Но как только оно вспоминало о прошлых житейских беспокойствах, становилось темнее вокруг, слышались чьи-то бессвязные восклицания, и наступало томление; смысл, который, казалось, уже открывался, делался зыбким, колеблющимся и невнятным.
Город, сиявший вдали, помутнел и совсем померк.
Юрию Всеволодовичу почудилось, что сам он тонет, не возносится более, а погружается во взбаламученное пространство без опоры.
…Вдруг вспыхнули смоляные бочки вдоль дороги, и трисвечия, висящие в воздухе, осветили город. Видно стало множество народу в белых полотняных одеждах. Иные несли чадящие лучины и сетовали, что им плохо видать. Другие же высоко поднимали пылающие пуки свечей. Тут были ратники в белых рубахах, но без оружия, бояре с потупленными, без гордости, головами. Епископ Митрофан Владимирский поспешал среди всех, нимало ничем не выделяясь, с непокрытыми волосами, в простом подряснике. Только по некогда пышной, до пояса, а теперь подпаленной бороде его и можно было узнать.
Юрий Всеволодович дернулся было поприветствовать его. Но Костя сказал негромко:
— Не до тебя ему.
И тут Юрий Всеволодович увидел своих: как всегда улыбающуюся дочь Феодору, сыновей Мстислава и Всеволода с женами и младшего Владимира с бабкой его Ясыней, которой он, торопясь, на ходу рассказывал:
— Вот и я, как Василько, был прикован слезами матушки своей. Кричала о мне премного, в перси себя бия и власы вырывая и ко мне обращаясь с вопросами и жалобами.
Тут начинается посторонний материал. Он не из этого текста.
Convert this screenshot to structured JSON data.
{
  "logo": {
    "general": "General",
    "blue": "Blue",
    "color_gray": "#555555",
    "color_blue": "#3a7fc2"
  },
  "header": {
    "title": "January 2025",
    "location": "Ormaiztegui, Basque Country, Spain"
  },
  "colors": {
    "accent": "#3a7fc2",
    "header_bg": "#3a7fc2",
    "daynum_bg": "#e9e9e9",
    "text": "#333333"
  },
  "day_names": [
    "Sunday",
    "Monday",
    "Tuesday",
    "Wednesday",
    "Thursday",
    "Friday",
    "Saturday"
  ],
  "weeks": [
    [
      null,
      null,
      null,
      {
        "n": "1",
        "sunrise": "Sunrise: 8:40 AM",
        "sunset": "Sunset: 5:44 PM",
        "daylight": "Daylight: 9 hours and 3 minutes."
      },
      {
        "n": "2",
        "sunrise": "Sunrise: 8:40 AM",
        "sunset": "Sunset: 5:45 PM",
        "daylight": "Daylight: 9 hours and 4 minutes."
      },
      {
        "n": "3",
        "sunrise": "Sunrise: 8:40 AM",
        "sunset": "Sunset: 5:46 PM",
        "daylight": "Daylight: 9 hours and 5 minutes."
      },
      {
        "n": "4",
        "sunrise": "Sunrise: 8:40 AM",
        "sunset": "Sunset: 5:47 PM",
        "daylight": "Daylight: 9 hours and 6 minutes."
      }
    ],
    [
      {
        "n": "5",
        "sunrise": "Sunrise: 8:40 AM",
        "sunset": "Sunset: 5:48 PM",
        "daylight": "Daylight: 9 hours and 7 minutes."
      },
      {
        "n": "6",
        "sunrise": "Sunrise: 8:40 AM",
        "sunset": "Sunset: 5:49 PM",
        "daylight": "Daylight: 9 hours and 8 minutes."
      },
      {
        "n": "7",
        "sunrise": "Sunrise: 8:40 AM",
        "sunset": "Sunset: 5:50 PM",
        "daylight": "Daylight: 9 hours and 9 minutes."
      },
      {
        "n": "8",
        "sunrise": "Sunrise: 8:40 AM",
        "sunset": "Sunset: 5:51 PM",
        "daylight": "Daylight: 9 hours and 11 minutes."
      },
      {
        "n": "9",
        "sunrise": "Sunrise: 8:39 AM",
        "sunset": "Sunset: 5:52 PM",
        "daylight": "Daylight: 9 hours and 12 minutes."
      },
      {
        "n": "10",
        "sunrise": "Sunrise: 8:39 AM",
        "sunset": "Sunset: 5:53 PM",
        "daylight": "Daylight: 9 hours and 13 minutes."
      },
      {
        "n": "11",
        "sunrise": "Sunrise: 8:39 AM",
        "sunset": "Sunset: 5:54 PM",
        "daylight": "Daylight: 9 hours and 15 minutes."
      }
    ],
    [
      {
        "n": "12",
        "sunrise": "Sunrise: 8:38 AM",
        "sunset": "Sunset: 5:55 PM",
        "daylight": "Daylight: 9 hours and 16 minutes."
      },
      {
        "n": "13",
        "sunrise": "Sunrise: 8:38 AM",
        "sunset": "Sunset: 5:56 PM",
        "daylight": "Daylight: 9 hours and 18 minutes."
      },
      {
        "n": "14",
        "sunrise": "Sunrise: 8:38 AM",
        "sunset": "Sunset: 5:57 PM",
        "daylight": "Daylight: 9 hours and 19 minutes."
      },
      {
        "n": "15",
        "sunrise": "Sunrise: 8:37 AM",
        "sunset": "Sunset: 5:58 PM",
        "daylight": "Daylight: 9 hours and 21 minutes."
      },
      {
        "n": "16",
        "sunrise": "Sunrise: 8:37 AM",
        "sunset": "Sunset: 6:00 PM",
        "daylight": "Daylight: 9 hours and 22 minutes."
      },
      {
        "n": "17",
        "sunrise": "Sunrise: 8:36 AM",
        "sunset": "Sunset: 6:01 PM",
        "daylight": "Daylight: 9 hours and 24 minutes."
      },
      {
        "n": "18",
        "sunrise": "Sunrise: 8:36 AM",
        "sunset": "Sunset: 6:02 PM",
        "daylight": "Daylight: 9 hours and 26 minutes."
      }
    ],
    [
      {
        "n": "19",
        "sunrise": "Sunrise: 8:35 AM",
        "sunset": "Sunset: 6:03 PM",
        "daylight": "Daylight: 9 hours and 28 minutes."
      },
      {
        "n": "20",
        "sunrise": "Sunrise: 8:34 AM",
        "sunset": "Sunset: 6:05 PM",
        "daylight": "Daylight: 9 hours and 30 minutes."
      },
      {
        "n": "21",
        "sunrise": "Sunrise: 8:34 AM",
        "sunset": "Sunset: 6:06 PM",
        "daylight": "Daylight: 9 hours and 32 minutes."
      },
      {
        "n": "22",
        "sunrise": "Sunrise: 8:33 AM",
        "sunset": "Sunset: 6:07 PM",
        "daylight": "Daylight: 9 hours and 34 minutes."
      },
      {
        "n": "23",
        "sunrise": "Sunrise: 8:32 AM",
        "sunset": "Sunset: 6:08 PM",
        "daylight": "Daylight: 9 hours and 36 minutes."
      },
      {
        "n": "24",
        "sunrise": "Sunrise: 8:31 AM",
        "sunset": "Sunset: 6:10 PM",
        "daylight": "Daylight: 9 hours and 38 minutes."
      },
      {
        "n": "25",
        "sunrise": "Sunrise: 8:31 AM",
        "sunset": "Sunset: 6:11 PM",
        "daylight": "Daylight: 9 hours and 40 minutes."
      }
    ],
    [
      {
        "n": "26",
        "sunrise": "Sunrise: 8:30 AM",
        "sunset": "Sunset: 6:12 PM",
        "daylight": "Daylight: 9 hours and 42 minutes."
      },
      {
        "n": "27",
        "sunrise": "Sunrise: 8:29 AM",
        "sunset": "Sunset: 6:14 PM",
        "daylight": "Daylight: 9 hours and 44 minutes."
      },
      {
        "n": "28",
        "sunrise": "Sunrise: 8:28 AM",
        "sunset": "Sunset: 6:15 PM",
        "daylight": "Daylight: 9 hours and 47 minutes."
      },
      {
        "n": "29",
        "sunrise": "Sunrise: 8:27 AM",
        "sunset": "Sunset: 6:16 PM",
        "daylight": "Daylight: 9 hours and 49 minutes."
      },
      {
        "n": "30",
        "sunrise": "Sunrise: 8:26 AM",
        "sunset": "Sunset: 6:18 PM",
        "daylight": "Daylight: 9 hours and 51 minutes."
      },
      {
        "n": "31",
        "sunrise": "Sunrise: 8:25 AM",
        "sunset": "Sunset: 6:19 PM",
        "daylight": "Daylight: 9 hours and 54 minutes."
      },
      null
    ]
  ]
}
Все они шли, не замечая Юрия Всеволодовича. Иные несли руки за пазухами, иные сложили их крестом.
А над городом разгоралась, переливаясь, Божья небесная дуга — готовилось великое торжество, великое радование и утешение.
— Теперь и мы пойдем, — промолвил епископ Симон.
— Куда?
— Как это — куда? — удивился владыка. — Туда, где отрет Милосердный всякую слезу с очей наших, и смерти не будет уже. Ни плача, ни вопля, ни болезни уже не будет. Ибо прежнее прошло.
И впервые на своем веку, впервые после давней детской исповеди Симону выговорил Юрий Всеволодович:
— Я боюсь. Я даже сам себя не чувствую, в такой пришел страх и ужас.
— Ветхое заменено, страданием воззван и оправдан страдавший, — сказал старший брат.
— Призываются потерпевшие и благоуспешные, измену счастья познавшие и не испытавшие ни в чем неудач, — прибавил Симон.